Diné teachings also convey the healing and wellness-promoting role of foods in the Diné worldview. Plants accessed for traditional purposes, such as corn, beans, squash, and tobacco, are said to be important to our mental, emotional, spiritual, and physical well-being. Foods like alkáád (ground-cooked corn cake) make up a key part of the wellness sought from ceremonies and are also used in daily life. While certain herbs and other plant-based foods contribute directly to restoration of hózhó in the ceremonial setting, cultivated crops such as corn and squash are said to help promote and maintain health and wellness by nourishing and strengthening Diné people and preventing adverse health in ways that go beyond purely chemical or physiological effects. From these teachings and generations of positive health and wellness, we internalized the idea that the natural foods that we grew and harvested will nurture our bodies toward wellness.[3]
Nutrition
Looking at food through the lens of nutrition, Diné elders point to a vastly different diet among Diné people today than that which sustained our people for generations in the past. They highlight the fact that today’s diet among Diné people is high in fat, sugar, and salt. They note that adoption of foods such as eggs, bacon, and potatoes from mainstream America into the common Diné diet, as well as fast food and ready-made foods, has led to adverse health effects. In terms of food portions, modern mainstream American restaurants promote the “all-you-can eat” approach to dining, which is antithetical to that of the Diné traditional teaching of t’óó bikíínígo, or “take just what you need.”

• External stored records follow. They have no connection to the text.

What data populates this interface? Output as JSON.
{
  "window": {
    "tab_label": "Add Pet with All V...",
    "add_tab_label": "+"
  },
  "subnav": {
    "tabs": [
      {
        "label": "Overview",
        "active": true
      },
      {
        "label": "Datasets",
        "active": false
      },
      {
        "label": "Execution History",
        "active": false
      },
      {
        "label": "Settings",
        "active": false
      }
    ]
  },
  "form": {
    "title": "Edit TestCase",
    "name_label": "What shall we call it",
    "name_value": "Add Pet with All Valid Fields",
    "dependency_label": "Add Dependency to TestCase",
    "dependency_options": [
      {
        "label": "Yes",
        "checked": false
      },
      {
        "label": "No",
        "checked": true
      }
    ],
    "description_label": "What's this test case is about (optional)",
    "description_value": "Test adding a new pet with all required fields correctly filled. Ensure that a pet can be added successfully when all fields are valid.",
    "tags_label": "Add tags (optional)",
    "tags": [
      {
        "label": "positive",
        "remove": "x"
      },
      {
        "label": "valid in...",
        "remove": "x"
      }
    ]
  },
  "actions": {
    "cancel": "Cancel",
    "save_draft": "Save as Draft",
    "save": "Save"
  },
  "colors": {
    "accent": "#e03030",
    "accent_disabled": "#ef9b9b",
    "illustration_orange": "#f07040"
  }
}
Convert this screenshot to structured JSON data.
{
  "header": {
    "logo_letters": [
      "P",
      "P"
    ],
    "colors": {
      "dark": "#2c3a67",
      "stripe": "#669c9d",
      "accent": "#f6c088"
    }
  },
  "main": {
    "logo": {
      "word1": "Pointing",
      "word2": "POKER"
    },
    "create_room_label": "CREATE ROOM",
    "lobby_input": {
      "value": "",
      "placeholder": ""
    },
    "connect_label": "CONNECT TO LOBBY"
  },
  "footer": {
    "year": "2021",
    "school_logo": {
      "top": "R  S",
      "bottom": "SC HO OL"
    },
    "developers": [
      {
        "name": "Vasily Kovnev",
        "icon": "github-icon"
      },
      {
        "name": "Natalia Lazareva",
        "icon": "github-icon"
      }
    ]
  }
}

Shifts in the types and portions of foods consumed by Diné are seen as leading to a number of adverse effects, such as diabetes, obesity, and high blood pressure. Knowledge holders have observed that Diné people have higher incidents of allergies today than in the past, and that, due to the modern diet, puberty ceremonies are occurring at younger ages for girls. In addition, whereas Diné people of generations past were aware of the teachings and origins of the historically consumed traditional foods, today there is a general lack of awareness of what is being consumed. Elders say that when a person raises crops or livestock, they know what goes into that food source and where it is coming from. In the modern Diné diet, many items purchased at grocery stores are shipped long distances and are loaded with ingredients that are difficult to identify.
T’áá Diné Bich’iya’: Traditional Navajo foods
The term “traditional food” is one that can be complicated and have varying interpretations. Diné oral narratives share that there were sacred plants initially placed for the Diné people: corn, beans, squash, and tobacco. By consuming sacred food plants, it is said that a person will live a long life and reach the ultimate goal of sacred existence in old age. Through the blessings of the Holy People, the Diné people were bestowed with cornfields to provide our food, and it was said that if we ever lost sight of our traditional foods, we would have health problems. By eating corn, beans, and squash, our bodies and organs function as they should and healthy skin is promoted.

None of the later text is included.